For instance my son was diagnosed with a brain tumor in Sept. and I addressed the school took them all the medical documentation needed and he has problems with short term memory so when I had a meeting with all of the teachers and asked them to please make sure work is written down as well as due dates and requirements. Every teacher has done this except one and she refuses, my son is in all honors classes and grades are 98-104 in every class but this one teacher and he is failing in this class due to not turning things in on time or meeting all requirements and when asked again she replied with Im not doing that for just you...

Ashlie Montieth

I agree with some this but I must state from personal experience that sometimes it IS the teachers fault. I am very much involved in my kids school life. I have volunteered and seen first hand that one of their teachers are making learning miserable for her students. She does nothing but scream at the kids from the time they get there til the time they get home, she complains to the students and parents that she doesn't even want to be there, she has had numerous complaints from parents and students for calling children "stupid" and my daughter was one of those kids which is why i started volunteering in the first place. When I confronted the teacher about this she pretty much told me that most of the kids in her class (5th graders) should be back in kindergarten because they're not capable of learning!
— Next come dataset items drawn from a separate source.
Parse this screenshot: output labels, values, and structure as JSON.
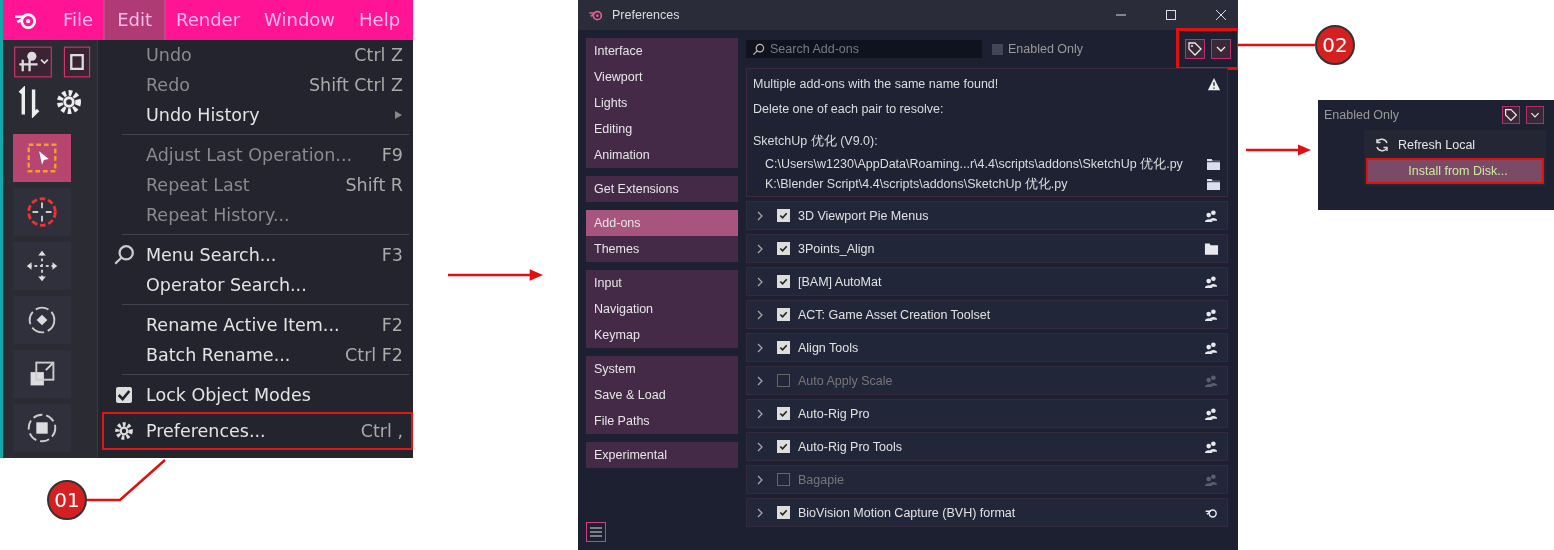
{
  "edit_panel": {
    "menu_bar": [
      {
        "label": "File",
        "selected": false
      },
      {
        "label": "Edit",
        "selected": true
      },
      {
        "label": "Render",
        "selected": false
      },
      {
        "label": "Window",
        "selected": false
      },
      {
        "label": "Help",
        "selected": false
      }
    ],
    "tools": [
      {
        "kind": "select",
        "selected": true
      },
      {
        "kind": "cursor",
        "selected": false
      },
      {
        "kind": "move",
        "selected": false
      },
      {
        "kind": "rotate",
        "selected": false
      },
      {
        "kind": "scale",
        "selected": false
      },
      {
        "kind": "transform",
        "selected": false
      }
    ],
    "menu": [
      {
        "kind": "item",
        "label": "Undo",
        "shortcut": "Ctrl Z",
        "disabled": true
      },
      {
        "kind": "item",
        "label": "Redo",
        "shortcut": "Shift Ctrl Z",
        "disabled": true
      },
      {
        "kind": "submenu",
        "label": "Undo History",
        "disabled": false
      },
      {
        "kind": "separator"
      },
      {
        "kind": "item",
        "label": "Adjust Last Operation...",
        "shortcut": "F9",
        "disabled": true
      },
      {
        "kind": "item",
        "label": "Repeat Last",
        "shortcut": "Shift R",
        "disabled": true
      },
      {
        "kind": "item",
        "label": "Repeat History...",
        "disabled": true
      },
      {
        "kind": "separator"
      },
      {
        "kind": "search",
        "label": "Menu Search...",
        "shortcut": "F3",
        "disabled": false
      },
      {
        "kind": "item",
        "label": "Operator Search...",
        "disabled": false
      },
      {
        "kind": "separator"
      },
      {
        "kind": "item",
        "label": "Rename Active Item...",
        "shortcut": "F2",
        "disabled": false
      },
      {
        "kind": "item",
        "label": "Batch Rename...",
        "shortcut": "Ctrl F2",
        "disabled": false
      },
      {
        "kind": "separator"
      },
      {
        "kind": "check",
        "label": "Lock Object Modes",
        "checked": true,
        "disabled": false
      },
      {
        "kind": "settings",
        "label": "Preferences...",
        "shortcut": "Ctrl ,",
        "disabled": false,
        "highlighted": true
      }
    ]
  },
  "callouts": [
    "01",
    "02"
  ],
  "preferences": {
    "window": {
      "title": "Preferences"
    },
    "sidebar": [
      {
        "items": [
          {
            "label": "Interface",
            "selected": false
          },
          {
            "label": "Viewport",
            "selected": false
          },
          {
            "label": "Lights",
            "selected": false
          },
          {
            "label": "Editing",
            "selected": false
          },
          {
            "label": "Animation",
            "selected": false
          }
        ]
      },
      {
        "items": [
          {
            "label": "Get Extensions",
            "selected": false
          }
        ]
      },
      {
        "items": [
          {
            "label": "Add-ons",
            "selected": true
          },
          {
            "label": "Themes",
            "selected": false
          }
        ]
      },
      {
        "items": [
          {
            "label": "Input",
            "selected": false
          },
          {
            "label": "Navigation",
            "selected": false
          },
          {
            "label": "Keymap",
            "selected": false
          }
        ]
      },
      {
        "items": [
          {
            "label": "System",
            "selected": false
          },
          {
            "label": "Save & Load",
            "selected": false
          },
          {
            "label": "File Paths",
            "selected": false
          }
        ]
      },
      {
        "items": [
          {
            "label": "Experimental",
            "selected": false
          }
        ]
      }
    ],
    "search": {
      "placeholder": "Search Add-ons"
    },
    "enabled_only": {
      "label": "Enabled Only",
      "checked": false
    },
    "warning": {
      "title": "Multiple add-ons with the same name found!",
      "message": "Delete one of each pair to resolve:",
      "addon": "SketchUp 优化 (V9.0):",
      "paths": [
        "C:\\Users\\w1230\\AppData\\Roaming...r\\4.4\\scripts\\addons\\SketchUp 优化.py",
        "K:\\Blender Script\\4.4\\scripts\\addons\\SketchUp 优化.py"
      ]
    },
    "addons": [
      {
        "name": "3D Viewport Pie Menus",
        "enabled": true,
        "kind": "community"
      },
      {
        "name": "3Points_Align",
        "enabled": true,
        "kind": "folder"
      },
      {
        "name": "[BAM] AutoMat",
        "enabled": true,
        "kind": "community"
      },
      {
        "name": "ACT: Game Asset Creation Toolset",
        "enabled": true,
        "kind": "community"
      },
      {
        "name": "Align Tools",
        "enabled": true,
        "kind": "community"
      },
      {
        "name": "Auto Apply Scale",
        "enabled": false,
        "kind": "community"
      },
      {
        "name": "Auto-Rig Pro",
        "enabled": true,
        "kind": "community"
      },
      {
        "name": "Auto-Rig Pro Tools",
        "enabled": true,
        "kind": "community"
      },
      {
        "name": "Bagapie",
        "enabled": false,
        "kind": "community"
      },
      {
        "name": "BioVision Motion Capture (BVH) format",
        "enabled": true,
        "kind": "blender"
      }
    ]
  },
  "inset": {
    "enabled_only": {
      "label": "Enabled Only"
    },
    "menu": [
      {
        "kind": "refresh",
        "label": "Refresh Local",
        "highlighted": false
      },
      {
        "kind": "item",
        "label": "Install from Disk...",
        "highlighted": true
      }
    ]
  }
}
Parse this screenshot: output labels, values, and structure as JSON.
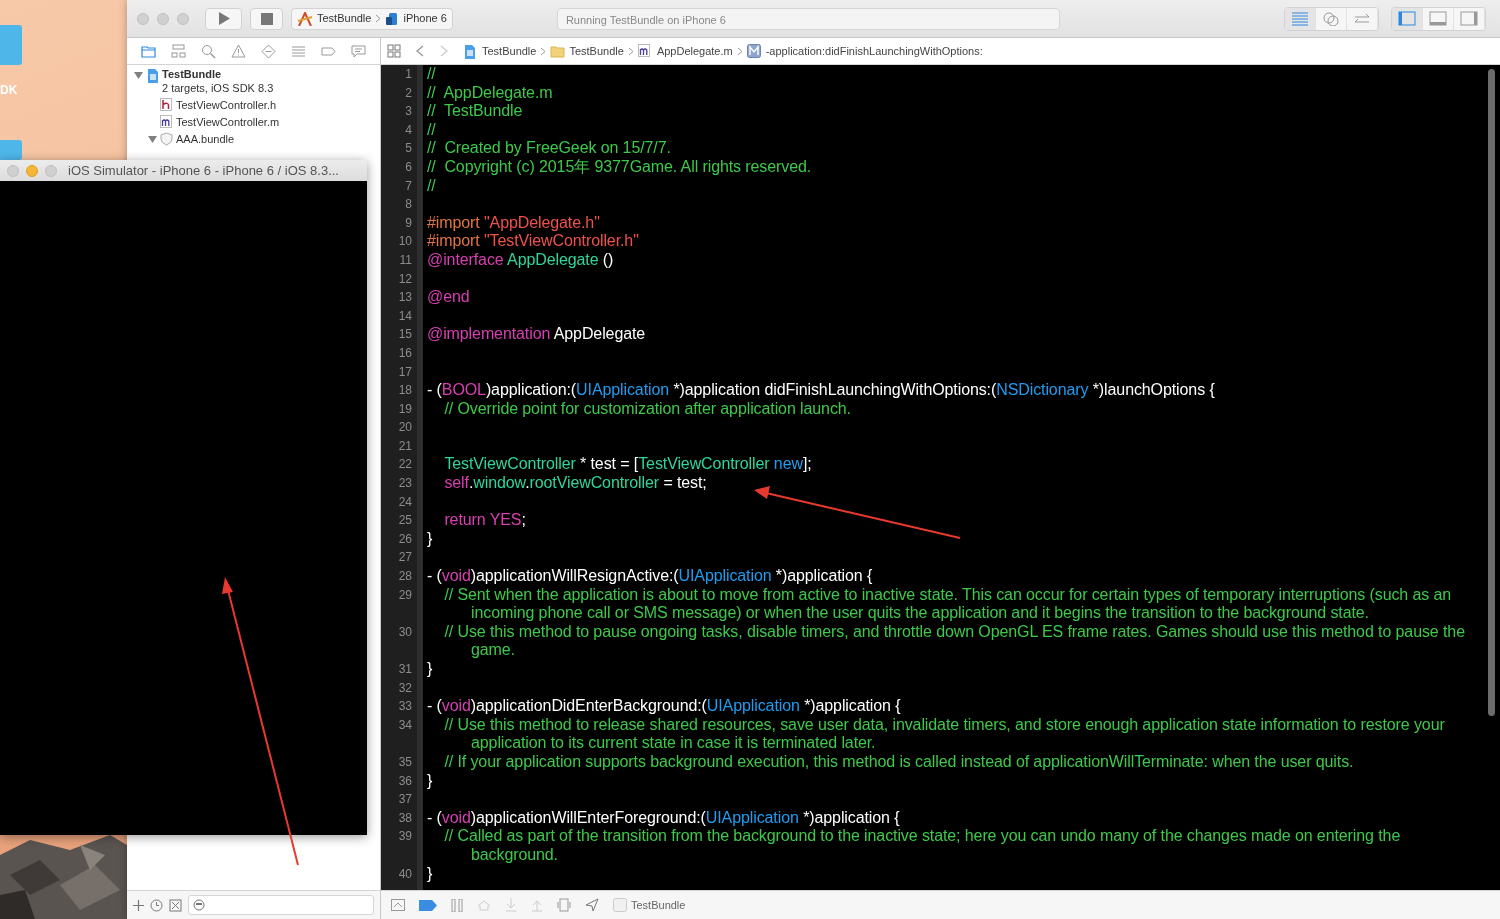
{
  "desktop": {
    "label": "DK"
  },
  "toolbar": {
    "scheme": "TestBundle",
    "device": "iPhone 6",
    "activity": "Running TestBundle on iPhone 6",
    "editor_modes": [
      {
        "kind": "standard",
        "selected": true
      },
      {
        "kind": "assistant",
        "selected": false
      },
      {
        "kind": "version",
        "selected": false
      }
    ],
    "panels": [
      {
        "kind": "navigator",
        "selected": true
      },
      {
        "kind": "debug",
        "selected": false
      },
      {
        "kind": "utilities",
        "selected": false
      }
    ]
  },
  "navigator": {
    "tabs": [
      {
        "kind": "project",
        "selected": true
      },
      {
        "kind": "symbol",
        "selected": false
      },
      {
        "kind": "find",
        "selected": false
      },
      {
        "kind": "issue",
        "selected": false
      },
      {
        "kind": "test",
        "selected": false
      },
      {
        "kind": "debug",
        "selected": false
      },
      {
        "kind": "breakpoint",
        "selected": false
      },
      {
        "kind": "report",
        "selected": false
      }
    ],
    "tree": [
      {
        "kind": "project",
        "name": "TestBundle",
        "subtitle": "2 targets, iOS SDK 8.3",
        "expanded": true,
        "children": [
          {
            "kind": "header",
            "name": "TestViewController.h"
          },
          {
            "kind": "source",
            "name": "TestViewController.m"
          },
          {
            "kind": "bundle",
            "name": "AAA.bundle",
            "expanded": true
          }
        ]
      }
    ]
  },
  "jump_bar": [
    {
      "kind": "project",
      "text": "TestBundle"
    },
    {
      "kind": "folder",
      "text": "TestBundle"
    },
    {
      "kind": "source",
      "text": "AppDelegate.m"
    },
    {
      "kind": "method",
      "text": "-application:didFinishLaunchingWithOptions:"
    }
  ],
  "code": [
    {
      "number": "1",
      "tokens": [
        {
          "kind": "comment",
          "text": "//"
        }
      ]
    },
    {
      "number": "2",
      "tokens": [
        {
          "kind": "comment",
          "text": "//  AppDelegate.m"
        }
      ]
    },
    {
      "number": "3",
      "tokens": [
        {
          "kind": "comment",
          "text": "//  TestBundle"
        }
      ]
    },
    {
      "number": "4",
      "tokens": [
        {
          "kind": "comment",
          "text": "//"
        }
      ]
    },
    {
      "number": "5",
      "tokens": [
        {
          "kind": "comment",
          "text": "//  Created by FreeGeek on 15/7/7."
        }
      ]
    },
    {
      "number": "6",
      "tokens": [
        {
          "kind": "comment",
          "text": "//  Copyright (c) 2015年 9377Game. All rights reserved."
        }
      ]
    },
    {
      "number": "7",
      "tokens": [
        {
          "kind": "comment",
          "text": "//"
        }
      ]
    },
    {
      "number": "8"
    },
    {
      "number": "9",
      "tokens": [
        {
          "kind": "directive",
          "text": "#import "
        },
        {
          "kind": "string",
          "text": "\"AppDelegate.h\""
        }
      ]
    },
    {
      "number": "10",
      "tokens": [
        {
          "kind": "directive",
          "text": "#import "
        },
        {
          "kind": "string",
          "text": "\"TestViewController.h\""
        }
      ]
    },
    {
      "number": "11",
      "tokens": [
        {
          "kind": "keyword",
          "text": "@interface"
        },
        {
          "kind": "project",
          "text": " AppDelegate"
        },
        {
          "kind": "plain",
          "text": " ()"
        }
      ]
    },
    {
      "number": "12"
    },
    {
      "number": "13",
      "tokens": [
        {
          "kind": "keyword",
          "text": "@end"
        }
      ]
    },
    {
      "number": "14"
    },
    {
      "number": "15",
      "tokens": [
        {
          "kind": "keyword",
          "text": "@implementation"
        },
        {
          "kind": "plain",
          "text": " AppDelegate"
        }
      ]
    },
    {
      "number": "16"
    },
    {
      "number": "17"
    },
    {
      "number": "18",
      "tokens": [
        {
          "kind": "plain",
          "text": "- ("
        },
        {
          "kind": "keyword",
          "text": "BOOL"
        },
        {
          "kind": "plain",
          "text": ")application:("
        },
        {
          "kind": "class",
          "text": "UIApplication"
        },
        {
          "kind": "plain",
          "text": " *)application didFinishLaunchingWithOptions:("
        },
        {
          "kind": "class",
          "text": "NSDictionary"
        },
        {
          "kind": "plain",
          "text": " *)launchOptions {"
        }
      ]
    },
    {
      "number": "19",
      "tokens": [
        {
          "kind": "comment",
          "text": "    // Override point for customization after application launch."
        }
      ]
    },
    {
      "number": "20"
    },
    {
      "number": "21"
    },
    {
      "number": "22",
      "tokens": [
        {
          "kind": "project",
          "text": "    TestViewController"
        },
        {
          "kind": "plain",
          "text": " * test = ["
        },
        {
          "kind": "project",
          "text": "TestViewController"
        },
        {
          "kind": "class",
          "text": " new"
        },
        {
          "kind": "plain",
          "text": "];"
        }
      ]
    },
    {
      "number": "23",
      "tokens": [
        {
          "kind": "keyword",
          "text": "    self"
        },
        {
          "kind": "plain",
          "text": "."
        },
        {
          "kind": "project",
          "text": "window"
        },
        {
          "kind": "plain",
          "text": "."
        },
        {
          "kind": "project",
          "text": "rootViewController"
        },
        {
          "kind": "plain",
          "text": " = test;"
        }
      ]
    },
    {
      "number": "24"
    },
    {
      "number": "25",
      "tokens": [
        {
          "kind": "keyword",
          "text": "    return"
        },
        {
          "kind": "keyword",
          "text": " YES"
        },
        {
          "kind": "plain",
          "text": ";"
        }
      ]
    },
    {
      "number": "26",
      "tokens": [
        {
          "kind": "plain",
          "text": "}"
        }
      ]
    },
    {
      "number": "27"
    },
    {
      "number": "28",
      "tokens": [
        {
          "kind": "plain",
          "text": "- ("
        },
        {
          "kind": "keyword",
          "text": "void"
        },
        {
          "kind": "plain",
          "text": ")applicationWillResignActive:("
        },
        {
          "kind": "class",
          "text": "UIApplication"
        },
        {
          "kind": "plain",
          "text": " *)application {"
        }
      ]
    },
    {
      "number": "29",
      "tokens": [
        {
          "kind": "comment",
          "text": "    // Sent when the application is about to move from active to inactive state. This can occur for certain types of temporary interruptions (such as an incoming phone call or SMS message) or when the user quits the application and it begins the transition to the background state."
        }
      ]
    },
    {
      "number": "30",
      "tokens": [
        {
          "kind": "comment",
          "text": "    // Use this method to pause ongoing tasks, disable timers, and throttle down OpenGL ES frame rates. Games should use this method to pause the game."
        }
      ]
    },
    {
      "number": "31",
      "tokens": [
        {
          "kind": "plain",
          "text": "}"
        }
      ]
    },
    {
      "number": "32"
    },
    {
      "number": "33",
      "tokens": [
        {
          "kind": "plain",
          "text": "- ("
        },
        {
          "kind": "keyword",
          "text": "void"
        },
        {
          "kind": "plain",
          "text": ")applicationDidEnterBackground:("
        },
        {
          "kind": "class",
          "text": "UIApplication"
        },
        {
          "kind": "plain",
          "text": " *)application {"
        }
      ]
    },
    {
      "number": "34",
      "tokens": [
        {
          "kind": "comment",
          "text": "    // Use this method to release shared resources, save user data, invalidate timers, and store enough application state information to restore your application to its current state in case it is terminated later."
        }
      ]
    },
    {
      "number": "35",
      "tokens": [
        {
          "kind": "comment",
          "text": "    // If your application supports background execution, this method is called instead of applicationWillTerminate: when the user quits."
        }
      ]
    },
    {
      "number": "36",
      "tokens": [
        {
          "kind": "plain",
          "text": "}"
        }
      ]
    },
    {
      "number": "37"
    },
    {
      "number": "38",
      "tokens": [
        {
          "kind": "plain",
          "text": "- ("
        },
        {
          "kind": "keyword",
          "text": "void"
        },
        {
          "kind": "plain",
          "text": ")applicationWillEnterForeground:("
        },
        {
          "kind": "class",
          "text": "UIApplication"
        },
        {
          "kind": "plain",
          "text": " *)application {"
        }
      ]
    },
    {
      "number": "39",
      "tokens": [
        {
          "kind": "comment",
          "text": "    // Called as part of the transition from the background to the inactive state; here you can undo many of the changes made on entering the background."
        }
      ]
    },
    {
      "number": "40",
      "tokens": [
        {
          "kind": "plain",
          "text": "}"
        }
      ]
    }
  ],
  "debug_bar": {
    "breakpoints_active": true,
    "target": "TestBundle"
  },
  "simulator": {
    "title": "iOS Simulator - iPhone 6 - iPhone 6 / iOS 8.3..."
  }
}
Needless to say I went to the school board with many other parents and of course NOTHING happened. I requested for my daughter to be removed from that class and was denied. I looked in to homeschooling but it was too expensive, I tried to find a different school but none around here had open enrollment. My daughter has always been an A/B student but she's so miserable she doesn't even want to get up and go to school. So that's why I volunteer to make sure she doesn't start on my daughter anymore at least when I'm there my child can relax. So again sometimes IT IS THE TEACHERS FAULT!